Nemitz also proved to be a good hitter as a sophomore, starting 54 games as Michigan’s designated player.

===2009 season===
As a junior in 2009, Nemitz had a record of 28-5 with a 0.89 ERA and 295 strikeouts. She opened the season with an 18-strikeout three-hitter against Pittsburgh. In February, she was named MVP at the FAU Classic in Boca Raton, Florida. In the tournament, Nemitz was 2-0 with a 0.42 ERA, striking out 29 batters and hitting .500 with two RBIs. In March 2009, Nemitz pitched a complete game 4-0 shutout against one of the country's top teams, the University of Arizona. After the game, the Tucson Citizen wrote:

Nikki Nemitz still has University of Arizona's number. The Michigan pitcher shut down UA softball team for the second straight year, tossing a two-hitter in the Wolverines' 4-0 win over No. 12 UA at the Judi Garman Classic in Fullerton, Calif., on Sunday. ... Nemitz (12-3) struck out 11 and walked two. Last year, she also tossed a two-hit shutout in Michigan's 2-0 win over the Wildcats.
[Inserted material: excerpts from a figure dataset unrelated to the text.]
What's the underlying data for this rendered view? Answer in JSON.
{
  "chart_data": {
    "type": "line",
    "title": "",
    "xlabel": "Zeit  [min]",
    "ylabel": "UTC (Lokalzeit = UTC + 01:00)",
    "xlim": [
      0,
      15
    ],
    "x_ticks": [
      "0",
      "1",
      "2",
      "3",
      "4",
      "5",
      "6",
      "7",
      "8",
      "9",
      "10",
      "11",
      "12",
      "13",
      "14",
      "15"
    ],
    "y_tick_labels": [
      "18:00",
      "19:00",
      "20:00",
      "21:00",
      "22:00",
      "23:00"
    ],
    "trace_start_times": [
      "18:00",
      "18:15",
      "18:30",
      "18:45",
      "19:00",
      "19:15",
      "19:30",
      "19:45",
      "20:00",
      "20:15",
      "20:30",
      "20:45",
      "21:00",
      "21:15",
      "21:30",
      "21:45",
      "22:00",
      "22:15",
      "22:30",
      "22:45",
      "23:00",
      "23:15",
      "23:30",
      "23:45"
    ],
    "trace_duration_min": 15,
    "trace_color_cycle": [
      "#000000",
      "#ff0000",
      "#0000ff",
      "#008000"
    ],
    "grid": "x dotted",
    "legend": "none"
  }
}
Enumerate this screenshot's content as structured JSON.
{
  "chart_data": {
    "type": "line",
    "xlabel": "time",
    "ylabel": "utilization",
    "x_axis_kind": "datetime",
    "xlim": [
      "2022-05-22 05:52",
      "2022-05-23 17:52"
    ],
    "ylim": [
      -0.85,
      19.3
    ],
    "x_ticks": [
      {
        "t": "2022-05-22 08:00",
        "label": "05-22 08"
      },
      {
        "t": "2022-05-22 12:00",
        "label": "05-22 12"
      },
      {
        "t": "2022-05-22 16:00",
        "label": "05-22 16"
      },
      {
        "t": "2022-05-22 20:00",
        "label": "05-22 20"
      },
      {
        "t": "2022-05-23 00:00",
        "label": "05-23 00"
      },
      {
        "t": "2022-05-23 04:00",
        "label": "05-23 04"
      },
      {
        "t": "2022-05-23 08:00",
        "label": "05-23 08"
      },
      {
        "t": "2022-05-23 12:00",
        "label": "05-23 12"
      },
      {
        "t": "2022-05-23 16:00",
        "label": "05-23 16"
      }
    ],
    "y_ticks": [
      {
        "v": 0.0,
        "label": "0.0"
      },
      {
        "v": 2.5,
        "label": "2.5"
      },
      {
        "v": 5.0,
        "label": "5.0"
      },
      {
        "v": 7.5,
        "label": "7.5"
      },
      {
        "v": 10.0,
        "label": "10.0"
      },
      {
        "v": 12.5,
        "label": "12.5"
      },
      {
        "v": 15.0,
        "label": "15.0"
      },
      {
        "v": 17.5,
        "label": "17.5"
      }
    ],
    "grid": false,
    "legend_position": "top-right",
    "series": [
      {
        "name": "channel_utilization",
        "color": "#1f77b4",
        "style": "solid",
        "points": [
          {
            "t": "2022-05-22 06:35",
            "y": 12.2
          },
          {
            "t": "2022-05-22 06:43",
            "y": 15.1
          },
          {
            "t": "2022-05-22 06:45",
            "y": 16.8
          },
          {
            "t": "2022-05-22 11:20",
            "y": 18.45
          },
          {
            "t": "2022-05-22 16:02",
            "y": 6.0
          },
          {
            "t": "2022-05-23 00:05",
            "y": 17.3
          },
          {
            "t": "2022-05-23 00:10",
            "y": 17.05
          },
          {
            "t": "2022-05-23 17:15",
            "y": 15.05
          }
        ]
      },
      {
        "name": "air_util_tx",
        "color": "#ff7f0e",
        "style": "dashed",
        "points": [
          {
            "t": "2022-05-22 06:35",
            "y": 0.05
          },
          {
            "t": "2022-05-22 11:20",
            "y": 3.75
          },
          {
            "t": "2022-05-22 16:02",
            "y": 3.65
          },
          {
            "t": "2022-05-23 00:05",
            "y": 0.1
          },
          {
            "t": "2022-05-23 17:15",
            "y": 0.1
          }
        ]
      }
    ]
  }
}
In April 2009, Nemitz hit a three-run home run, struck out 14 batters and won her 17th game, a 4-1 win over Minnesota. Michigan Coach Carol Hutchins noted Nemitz's focus and determination in 2009: "She's been Zen-like this year. Quiet, masterful, just stays in her moment. She's done an outstanding job."

At the end of the regular season, Nemitz was honored as a Louisville Slugger/NFCA All-America first-team selection. She became the first pitcher in Michigan Wolverines softball history to start her career with three consecutive 20-win seasons.

===2009 post-season===
On May 23, 2009, Nemitz helped lead the Wolverines to the Women's College World Series with a complete game win over Baylor, 8-1, in the NCAA Super Regional at Ann Arbor.

On May 29, 2009, Nemitz threw a three-hitter in the Women's College World Series as Michigan beat No. 4 ranked Alabama, 6-1. Nemitz was pitching a shutout until Whitney Larsen hit an RBI double with Alabama down to its last out.

On May 30, 2009, Nemitz was the losing pitcher in Michigan's 1-0 loss to the University of Florida as Florida shortstop Megan Bush hit a solo home run to break a scoreless tie in the top of the sixth inning. After the loss, Nemitz gave credit to Florida senior Stacey Nelson who threw a one-hitter against the Wolverines: "She throws hard. She can go to either side of the plate. You just have to be ready for it. She can pinpoint her position, perfectly. She can bring the ball up a little bit, put it down. And she can keep you off speed with that change-up, as well."

===2010 season===
As a senior in 2010, Nemitz compiled a record of 21-3 with an ERA 1.70 and 173 strikeouts in 144 innings pitched.

==Chicago Bandits==
Nemitz was drafted fourth overall by the Chicago Bandits in the 2010 NPF senior draft, where she played until 2013.

==Coaching==
As of 2015, Nemitz is serving as volunteer assistant softball coach at the University of Michigan, as she has since 2012.